Ao longo desses 26 anos de Instituto, já investimos mais de R$ 422 milhões em projetos voltados à oncologia pediátrica, apoiando mais de 2 mil iniciativas em todo o país. Impactamos mais de 15 milhões de vidas – e por trás de cada uma delas, há uma mãe que lutou com todas as forças para não deixar seu filho desistir.
Nos nossos espaços de acolhimento, vemos mães que reinventam o cuidado diariamente. Elas criam redes de apoio entre si, trocam conselhos, choram e riem juntas. Algumas chegaram com medo, outras já com cicatrizes. Todas carregam sonhos interrompidos, e uma coragem que não se aprende em livros.
Essas mães são também parte da minha inspiração como gestora. Meu maior objetivo à frente do Instituto é garantir que nenhuma família precise abandonar o tratamento por falta de condições. Que nenhuma criança morra sem ser diagnosticada. Que toda criança, em qualquer canto do país, tenha acesso a um tratamento digno, humanizado e de qualidade. E que suas mães, essas heroínas anônimas, não precisem renunciar a tudo para garantir a saúde de quem amam.
Trabalhamos para remover barreiras – geográficas, econômicas, emocionais – que ainda impedem que tantas famílias cheguem aonde deveriam estar: numa sala de tratamento, com seus filhos sendo assistidos por profissionais capacitados, com acolhimento e dignidade. Queremos que as mães que saem do Instituto voltem para suas casas com seus filhos não apenas curados, mas com esperança. Com perspectiva de futuro. Com mais força do que tinham quando chegaram.

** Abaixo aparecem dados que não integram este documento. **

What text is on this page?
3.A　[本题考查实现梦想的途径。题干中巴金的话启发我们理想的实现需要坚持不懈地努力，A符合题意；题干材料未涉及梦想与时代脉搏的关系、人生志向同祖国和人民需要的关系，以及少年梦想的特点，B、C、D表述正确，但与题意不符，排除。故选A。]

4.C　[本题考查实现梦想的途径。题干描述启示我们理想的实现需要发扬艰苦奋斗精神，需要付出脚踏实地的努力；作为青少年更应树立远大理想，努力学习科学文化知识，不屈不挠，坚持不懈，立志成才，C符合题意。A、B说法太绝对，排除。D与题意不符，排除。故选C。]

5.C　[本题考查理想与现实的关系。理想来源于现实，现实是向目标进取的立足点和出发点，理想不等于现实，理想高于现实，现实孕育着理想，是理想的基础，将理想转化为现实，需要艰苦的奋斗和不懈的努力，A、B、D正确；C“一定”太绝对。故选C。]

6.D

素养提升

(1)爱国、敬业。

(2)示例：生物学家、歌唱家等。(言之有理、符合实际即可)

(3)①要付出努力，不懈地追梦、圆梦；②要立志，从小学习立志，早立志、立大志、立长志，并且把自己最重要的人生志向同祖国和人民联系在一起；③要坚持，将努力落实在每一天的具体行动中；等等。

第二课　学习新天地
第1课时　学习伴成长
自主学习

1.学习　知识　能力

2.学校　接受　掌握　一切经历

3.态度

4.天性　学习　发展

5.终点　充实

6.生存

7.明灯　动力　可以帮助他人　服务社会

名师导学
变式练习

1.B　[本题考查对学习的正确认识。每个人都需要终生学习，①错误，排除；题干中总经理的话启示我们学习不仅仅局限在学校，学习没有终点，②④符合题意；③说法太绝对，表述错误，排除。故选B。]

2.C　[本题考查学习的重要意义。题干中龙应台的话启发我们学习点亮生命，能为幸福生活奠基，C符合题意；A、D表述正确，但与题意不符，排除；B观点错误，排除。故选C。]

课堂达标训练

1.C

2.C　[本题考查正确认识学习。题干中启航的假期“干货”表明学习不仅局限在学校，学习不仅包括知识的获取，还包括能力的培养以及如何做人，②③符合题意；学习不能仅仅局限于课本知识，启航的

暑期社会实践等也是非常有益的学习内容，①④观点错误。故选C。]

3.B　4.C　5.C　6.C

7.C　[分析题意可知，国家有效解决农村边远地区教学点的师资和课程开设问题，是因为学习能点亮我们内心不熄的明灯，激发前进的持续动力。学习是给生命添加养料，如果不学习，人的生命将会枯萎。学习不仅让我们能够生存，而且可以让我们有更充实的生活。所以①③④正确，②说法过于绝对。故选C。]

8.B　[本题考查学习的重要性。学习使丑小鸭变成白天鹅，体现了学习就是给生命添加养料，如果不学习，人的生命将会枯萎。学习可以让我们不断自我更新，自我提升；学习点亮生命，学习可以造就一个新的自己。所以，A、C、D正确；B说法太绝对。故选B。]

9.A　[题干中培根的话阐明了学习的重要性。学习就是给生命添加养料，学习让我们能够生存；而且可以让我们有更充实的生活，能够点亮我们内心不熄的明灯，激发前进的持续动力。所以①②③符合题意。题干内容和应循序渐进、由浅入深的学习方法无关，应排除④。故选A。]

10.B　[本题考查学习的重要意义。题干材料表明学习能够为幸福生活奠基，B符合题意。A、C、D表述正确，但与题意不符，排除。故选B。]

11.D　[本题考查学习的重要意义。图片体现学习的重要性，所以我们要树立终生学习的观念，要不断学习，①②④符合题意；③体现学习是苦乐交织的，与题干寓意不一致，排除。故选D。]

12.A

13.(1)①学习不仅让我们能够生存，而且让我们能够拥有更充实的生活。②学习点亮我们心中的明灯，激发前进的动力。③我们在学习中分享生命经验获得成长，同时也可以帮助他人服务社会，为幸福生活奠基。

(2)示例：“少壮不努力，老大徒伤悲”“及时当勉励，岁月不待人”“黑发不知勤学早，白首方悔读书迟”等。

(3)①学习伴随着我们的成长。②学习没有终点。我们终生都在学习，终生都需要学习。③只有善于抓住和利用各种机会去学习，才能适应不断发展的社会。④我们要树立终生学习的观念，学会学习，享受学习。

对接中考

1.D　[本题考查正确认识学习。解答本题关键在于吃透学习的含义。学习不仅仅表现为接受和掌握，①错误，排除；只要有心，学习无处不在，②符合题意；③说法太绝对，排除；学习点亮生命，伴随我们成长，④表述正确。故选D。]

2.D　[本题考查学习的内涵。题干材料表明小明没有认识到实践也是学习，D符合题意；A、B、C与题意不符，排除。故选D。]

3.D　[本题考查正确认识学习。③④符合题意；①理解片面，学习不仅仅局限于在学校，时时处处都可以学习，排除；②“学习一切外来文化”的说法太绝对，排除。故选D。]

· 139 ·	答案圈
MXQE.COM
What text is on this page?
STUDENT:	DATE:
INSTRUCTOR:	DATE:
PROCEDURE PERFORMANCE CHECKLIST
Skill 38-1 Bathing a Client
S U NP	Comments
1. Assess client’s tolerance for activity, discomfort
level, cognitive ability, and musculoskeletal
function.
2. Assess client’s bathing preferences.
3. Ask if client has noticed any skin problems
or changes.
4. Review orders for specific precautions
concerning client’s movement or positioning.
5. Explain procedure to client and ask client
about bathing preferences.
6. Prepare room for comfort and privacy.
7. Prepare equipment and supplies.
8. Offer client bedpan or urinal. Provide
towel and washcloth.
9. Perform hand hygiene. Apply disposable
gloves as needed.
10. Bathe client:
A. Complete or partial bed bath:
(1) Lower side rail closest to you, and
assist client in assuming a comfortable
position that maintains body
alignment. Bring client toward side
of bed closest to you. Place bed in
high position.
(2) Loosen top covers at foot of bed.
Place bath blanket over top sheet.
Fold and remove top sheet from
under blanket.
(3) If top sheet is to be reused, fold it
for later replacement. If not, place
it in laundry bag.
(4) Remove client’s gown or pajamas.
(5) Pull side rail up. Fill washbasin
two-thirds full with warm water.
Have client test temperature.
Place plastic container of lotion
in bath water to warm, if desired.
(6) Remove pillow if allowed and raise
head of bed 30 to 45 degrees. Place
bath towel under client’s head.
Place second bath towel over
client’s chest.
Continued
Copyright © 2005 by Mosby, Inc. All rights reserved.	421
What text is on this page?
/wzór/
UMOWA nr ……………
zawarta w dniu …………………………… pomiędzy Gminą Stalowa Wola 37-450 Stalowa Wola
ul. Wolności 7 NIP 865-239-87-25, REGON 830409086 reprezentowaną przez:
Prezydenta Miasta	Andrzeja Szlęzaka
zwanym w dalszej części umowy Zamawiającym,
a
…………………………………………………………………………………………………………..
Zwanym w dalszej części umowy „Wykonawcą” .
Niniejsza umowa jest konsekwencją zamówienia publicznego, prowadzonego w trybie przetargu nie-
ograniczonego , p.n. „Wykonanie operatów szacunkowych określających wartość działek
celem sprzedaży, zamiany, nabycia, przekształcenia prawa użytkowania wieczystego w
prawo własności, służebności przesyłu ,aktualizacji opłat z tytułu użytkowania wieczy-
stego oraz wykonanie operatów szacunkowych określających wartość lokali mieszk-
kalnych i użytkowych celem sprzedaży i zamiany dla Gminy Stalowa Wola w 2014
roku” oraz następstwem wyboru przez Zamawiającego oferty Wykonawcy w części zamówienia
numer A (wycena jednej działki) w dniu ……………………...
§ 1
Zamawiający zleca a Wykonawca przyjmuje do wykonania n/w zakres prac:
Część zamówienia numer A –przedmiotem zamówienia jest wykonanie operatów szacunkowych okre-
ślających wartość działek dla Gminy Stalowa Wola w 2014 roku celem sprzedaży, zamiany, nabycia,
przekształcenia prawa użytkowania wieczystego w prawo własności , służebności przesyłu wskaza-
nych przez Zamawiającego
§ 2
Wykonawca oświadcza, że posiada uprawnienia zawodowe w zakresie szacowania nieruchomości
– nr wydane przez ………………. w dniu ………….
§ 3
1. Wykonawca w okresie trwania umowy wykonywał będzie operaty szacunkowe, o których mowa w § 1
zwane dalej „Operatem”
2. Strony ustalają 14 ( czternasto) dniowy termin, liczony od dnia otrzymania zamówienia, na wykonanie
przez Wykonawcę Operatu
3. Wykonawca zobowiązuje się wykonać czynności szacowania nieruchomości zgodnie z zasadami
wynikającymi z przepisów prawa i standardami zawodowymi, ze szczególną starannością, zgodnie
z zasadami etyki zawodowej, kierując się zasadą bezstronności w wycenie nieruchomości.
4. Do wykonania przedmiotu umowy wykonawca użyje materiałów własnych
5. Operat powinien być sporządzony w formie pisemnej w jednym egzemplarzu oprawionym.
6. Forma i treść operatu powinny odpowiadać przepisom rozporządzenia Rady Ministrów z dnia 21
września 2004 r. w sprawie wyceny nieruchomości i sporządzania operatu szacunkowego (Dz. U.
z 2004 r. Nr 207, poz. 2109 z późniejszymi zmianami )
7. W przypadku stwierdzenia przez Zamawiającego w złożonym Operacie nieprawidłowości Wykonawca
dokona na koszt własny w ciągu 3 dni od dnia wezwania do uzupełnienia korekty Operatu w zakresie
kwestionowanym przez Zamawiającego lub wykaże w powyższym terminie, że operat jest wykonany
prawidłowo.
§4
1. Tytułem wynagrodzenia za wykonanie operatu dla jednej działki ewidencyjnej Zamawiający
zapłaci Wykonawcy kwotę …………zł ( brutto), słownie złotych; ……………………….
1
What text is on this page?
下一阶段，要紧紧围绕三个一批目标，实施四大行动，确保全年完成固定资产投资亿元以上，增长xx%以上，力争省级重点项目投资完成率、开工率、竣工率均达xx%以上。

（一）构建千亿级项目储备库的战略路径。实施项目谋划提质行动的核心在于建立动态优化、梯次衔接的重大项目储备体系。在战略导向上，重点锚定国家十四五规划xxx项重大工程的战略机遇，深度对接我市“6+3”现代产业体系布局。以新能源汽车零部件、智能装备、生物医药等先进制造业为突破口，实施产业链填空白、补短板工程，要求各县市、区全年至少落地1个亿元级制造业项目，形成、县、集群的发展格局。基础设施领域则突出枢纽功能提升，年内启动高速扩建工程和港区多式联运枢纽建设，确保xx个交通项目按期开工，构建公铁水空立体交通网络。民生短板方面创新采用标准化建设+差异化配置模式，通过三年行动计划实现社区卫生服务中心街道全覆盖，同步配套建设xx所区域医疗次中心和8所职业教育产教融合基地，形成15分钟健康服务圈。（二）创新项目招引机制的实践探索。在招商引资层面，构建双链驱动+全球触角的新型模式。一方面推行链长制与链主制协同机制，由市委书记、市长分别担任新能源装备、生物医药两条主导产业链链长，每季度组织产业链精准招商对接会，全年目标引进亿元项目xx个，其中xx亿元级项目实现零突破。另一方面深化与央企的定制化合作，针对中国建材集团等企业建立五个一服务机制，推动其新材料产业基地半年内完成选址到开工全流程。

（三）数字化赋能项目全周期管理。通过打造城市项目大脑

O terceiro setor mudou muito ao longo dos anos. Saímos de um modelo baseado apenas na boa vontade e doação pontual para um novo paradigma, focado em impacto social, governança e resultados transformadores. Hoje, temos clareza de que cuidar da saúde é também cuidar das famílias como um todo. E, ao fazermos isso, estamos contribuindo para um país mais justo, mais preparado, mais solidário.
Neste Dia das Mães, o que eu desejo é que cada mulher que lê esse artigo se sinta abraçada. Que saiba que não está sozinha. Que existem outras mães, outras histórias, outras dores, e outras vitórias. Que cada sorriso devolvido a uma criança curada é resultado de uma corrente imensa de amor e trabalho sério. E que, enquanto houver desigualdade, enquanto houver uma mãe sem resposta, nós estaremos aqui. Lutando com elas. Por elas. Por todos.
Porque ser mãe é resistir. É transformar dor em coragem. E é, sobretudo, nunca desistir.